The jury’ s reasoning for choosing this year’s award winners:
"Ryôji Arai (Japan) is an illustrator with a style all of his own: bold, mischievous and unpredictable. His picturebooks glow with warmth, playful good humour and an audacious spontaneity that appeals to children and adults alike. In adventure after adventure, colour flows through his hands in an almost musical way. As a medium for conveying stories to children, his art is at once genuine and truly poetic, encouraging children to paint and to tell their own stories".
"Philip Pullman (United Kingdom) is a master storyteller in a number of genres – from historical novels and fantasy to social realism and highly amusing parodies.
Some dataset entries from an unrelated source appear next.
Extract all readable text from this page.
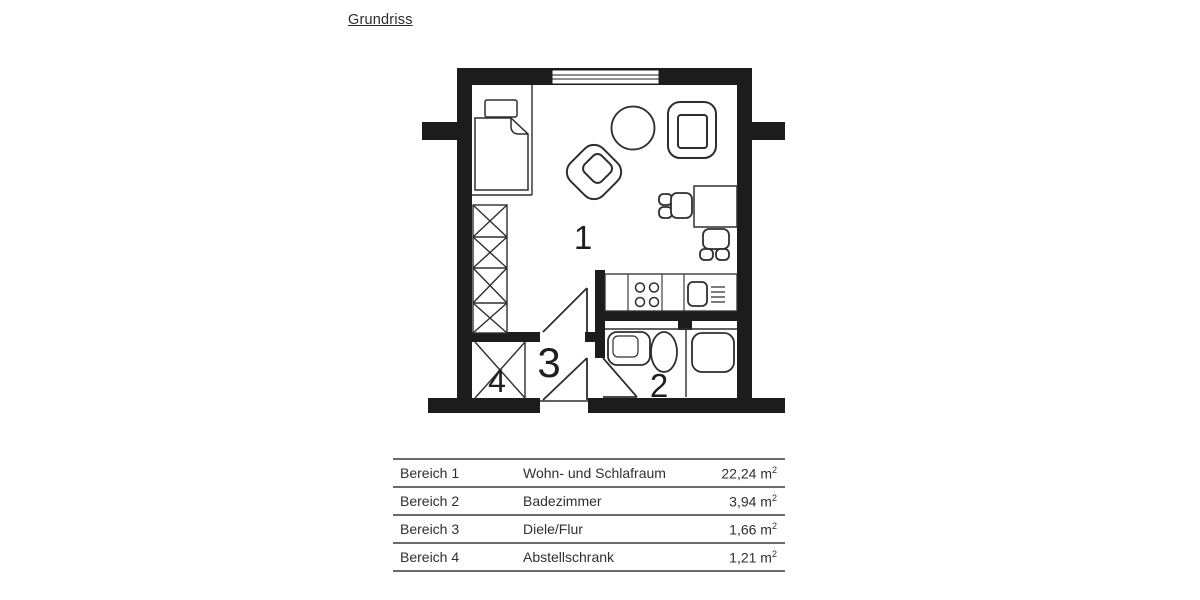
Grundriss
1
2
3
4
Bereich 1	Wohn- und Schlafraum	22,24 $m^2$
Bereich 2	Badezimmer	3,94 $m^2$
Bereich 3	Diele/Flur	1,66 $m^2$
Bereich 4	Abstellschrank	1,21 $m^2$
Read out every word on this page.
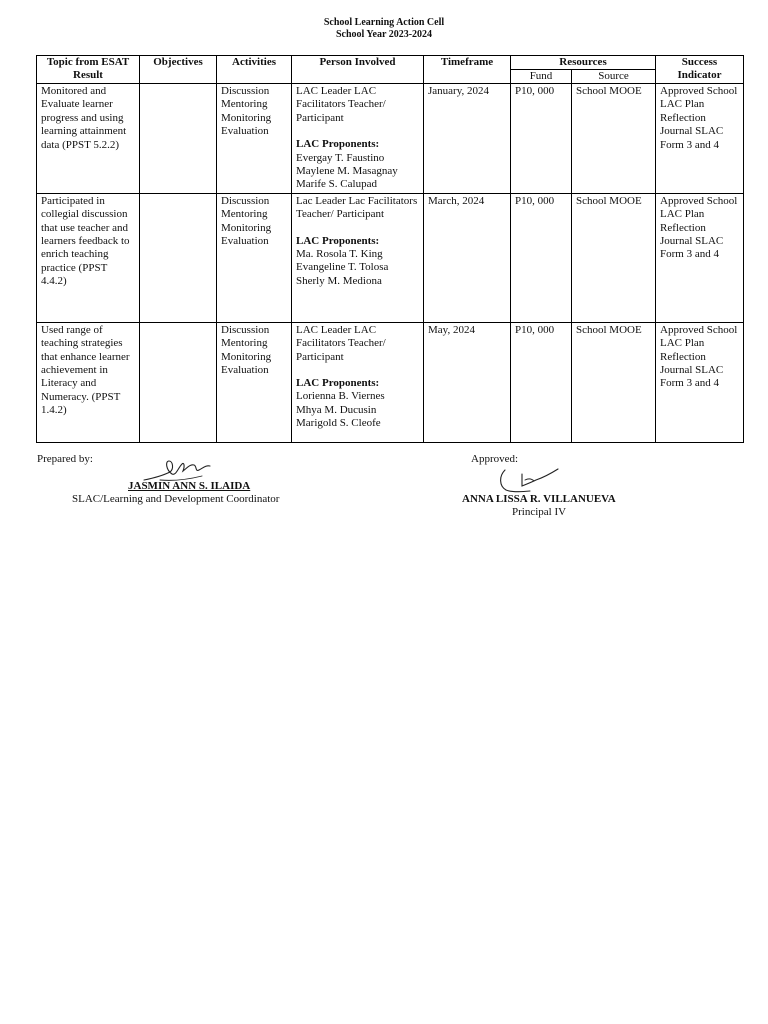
School Learning Action Cell
School Year 2023-2024
Topic from ESAT Result	Objectives	Activities	Person Involved	Timeframe	Resources		Success Indicator
					Fund	Source	
Monitored and Evaluate learner progress and using learning attainment data (PPST 5.2.2)		Discussion
Mentoring
Monitoring
Evaluation	LAC Leader LAC Facilitators Teacher/ Participant
LAC Proponents:
Evergay T. Faustino
Maylene M. Masagnay
Marife S. Calupad	January, 2024	P10, 000	School MOOE	Approved School LAC Plan Reflection Journal SLAC Form 3 and 4
Participated in collegial discussion that use teacher and learners feedback to enrich teaching practice (PPST 4.4.2)		Discussion
Mentoring
Monitoring
Evaluation	Lac Leader Lac Facilitators Teacher/ Participant
LAC Proponents:
Ma. Rosola T. King
Evangeline T. Tolosa
Sherly M. Mediona	March, 2024	P10, 000	School MOOE	Approved School LAC Plan Reflection Journal SLAC Form 3 and 4
Used range of teaching strategies that enhance learner achievement in Literacy and Numeracy. (PPST 1.4.2)		Discussion
Mentoring
Monitoring
Evaluation	LAC Leader LAC Facilitators Teacher/ Participant
LAC Proponents:
Lorienna B. Viernes
Mhya M. Ducusin
Marigold S. Cleofe	May, 2024	P10, 000	School MOOE	Approved School LAC Plan Reflection Journal SLAC Form 3 and 4
Prepared by:
JASMIN ANN S. ILAIDA
SLAC/Learning and Development Coordinator
Approved:
ANNA LISSA R. VILLANUEVA
Principal IV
With inventiveness, linguistic brilliance and psychological insight he creates and explores his own worlds without losing focus on here and now. Through his strong characters he stands firmly on the side of young people, ruthlessly questioning authority and proclaiming humanism and the power of love whilst maintaining an optimistic belief in the child even in the darkest of situations".
Press photographs and further information about the award winners can be found at the Astrid Lindgren Memorial Award website www.alma.se, and the award winners websites: www.office303.co.jp:16080/ryoji-arai and www.philip-pullman.com. The press material is also available in French, German, Japanese, Spanish and Swedish. Biobibliography is enclosed.
Now in its third year, the award will be presented, like previous years, by HRH Crown Princess Victoria at the prize ceremony on 25 May at Skansen in Stockholm.
The Astrid Lindgren Memorial Award (ALMA), established by the Swedish Government in 2002, is the world’s largest children’s and young people’s literary award. The annual international prize of SEK 5 million (equivalent to approx. USD 730,000, 545,000 Euros) may be awarded to authors, illustrators, narrators and promoters of reading whose work reflects the spirit of Astrid Lindgren. The object of the award is to increase interest in children’s and young people’s literature, and to promote children’s rights on a global level. The award is administered by The Swedish National Council for Cultural Affairs.
Last year's award winner was the Brazilian author, Lygia Bojunga. In 2003 the award went to the Austrian author Christine Nöstlinger and the American illustrator and author, Maurice Sendak.
CONTACT:
Mr Larry Lempert
Chairman of the Award Jury
E-Mail: +46 (0)70 463 12 20
E-post: larry.lempert@kultur.stockholm.se
Mrs Anna Cokorilo
Director, Award Office
Phone: +46 (0)70 602 51 15, +46 (0)8 519 264 00/08
E-Mail: anna.cokorilo@alma.se
Mrs Helene Komlos Grill
Information Officer, Award Office
Phone: +46 (0)73 360 46 94, +46 (0)8 519 264 00/06
E-Mail: helene.komlos.grill@alma.se
Mr Per Svenson
Press Officer, The Swedish National Council for Cultural Affairs
Phone: +46 (0)70 397 76 80, +46 (0)8 519 264 00/49
E-Mail: per.svenson@kulturradet.se
RYÔJI ARAI
Japanese illustrator, born in Yamagata in 1956 and resident in Tokyo. Studied art at Nippon University. His production of picturebooks is both large and varied – from small books for toddlers, to picturebooks of nonsense, fairytales and poetry, both with his own texts and those of other writers. He has also worked with advertising, magazine illustration and theatre set design. His illustrated books have won him a number of awards in his native Japan and around the world; the newcomer's prize Fourth Choice in Japan 1986, the Grand Award for new illustrators 1990, the publisher Shogakkan's 1997 award for children's literature for Uso tsuki no tsuki ("The Lying Moon"), the Special Award at the 1999 Bologna Book Fair for Nazo nazo no tabi ("A Journey of Riddles") together with Chihiro Ishizu, and the 31st picturebook award from the publisher Kodansha for Mori no ehon ("A Forest Picture Book", 1999) together with the poet Hiroshi Osada.
I thought that somewhere in your text there must be a hope that the sun will rise. So I illustrated that hope.
Ryôji Arai in conversation with the poet Akira Ono in Spoon, Dec. 2004
Biobibliography Ryôji Arai (255 kB)
PHILIP PULLMAN
British author, born in Norwich, England, 1946. Philip Pullman is best known for his fantasy trilogy His Dark Materials, yet his work covers a number of other genres. Pullman radically injects new life into fantasy by introducing a variety of alternative worlds and by allowing good and evil to become ambiguous. His historical Sally Lockhart thrillers are set in Victorian England, and present a young woman of unusual strength and independence – qualities also characteristic of his other heroines, not least Lyra in His Dark Materials. Pullman has also written contemporary realistic novel for young people, and a number of skilfully retold fairy tales, often in parody form. In each of these genres he combines storytelling and psychological insight of the highest order. The recipient of numerous awards, Philip Pullman was the first ever writer of literature for children and young people to win the Whitbread Book of the Year Award in 2001.